Warren eventually landed a regular gig as head musician on the David Letterman Show, which is probably how most people remember him (aside from “Werewolves”). In 2002 when Zevon was diagnosed with terminal cancer Letterman devoted a show to Warren. As the vultures circled Warren started to get a taste of the fame that had eluded him all his life. He went into the studio to make one last album, the monster album, the best seller he would probably not live to see. This struck him as hilarious.
He grew weaker by the hour. There was real doubt whether Warren would live long enough to finish the album. “It’s a sin not to try to stay alive,” Warren told Bruce Springsteen during a session. What Zevon did not say was that he was drinking liquid morphine and chasing it down with $500 bottles of scotch. Impending death did what life could not – it knocked Warren off the sobriety wagon. Yet death did not shake his quiet undercurrent of religiosity. According to a friend, “his belief in God was unwavering. Never once did Warren question why this was happening to him.”
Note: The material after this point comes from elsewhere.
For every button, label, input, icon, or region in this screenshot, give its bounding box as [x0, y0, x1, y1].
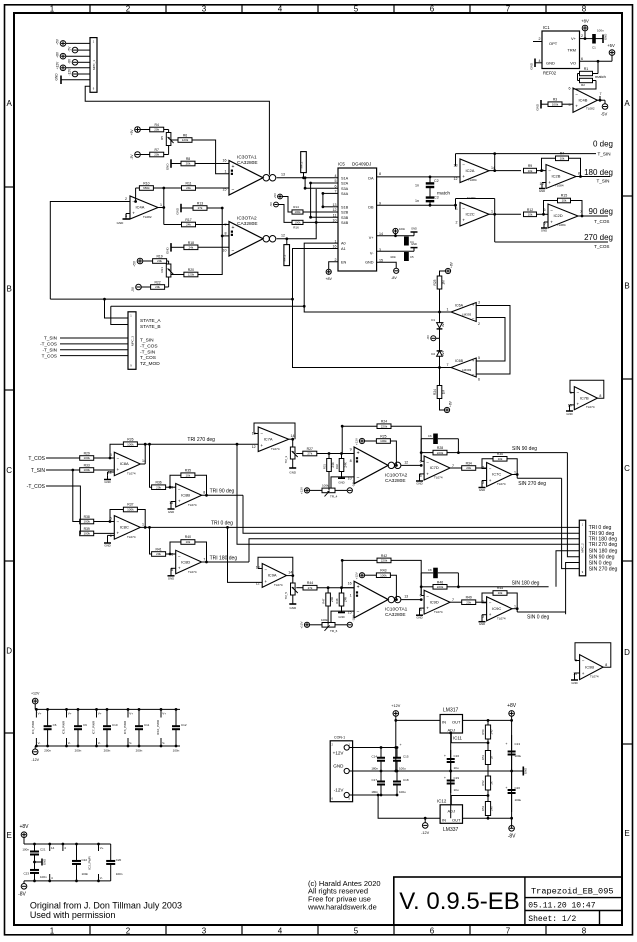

Zevon finished the album and called it “The Wind.” He lived long enough to be a grandfather when his daughter gave birth to twin boys. After the delivery Warren and Crystal went to the hospital chapel so Warren could “thank the Big Guy in the sky.” He died not much later, on September 7, 2003. He left behind a lot of people who had grown to love him over the good years and bad years. I still listen to Warren and I have good memories of the good years and bad years I had growing up and growing older with him. For every lyric of his that makes my heart ache there is another one that gives me a belly laugh.
May God bless and keep you, you damned old werewolf.
Warren Zivotofsky, Requiescat in pacem.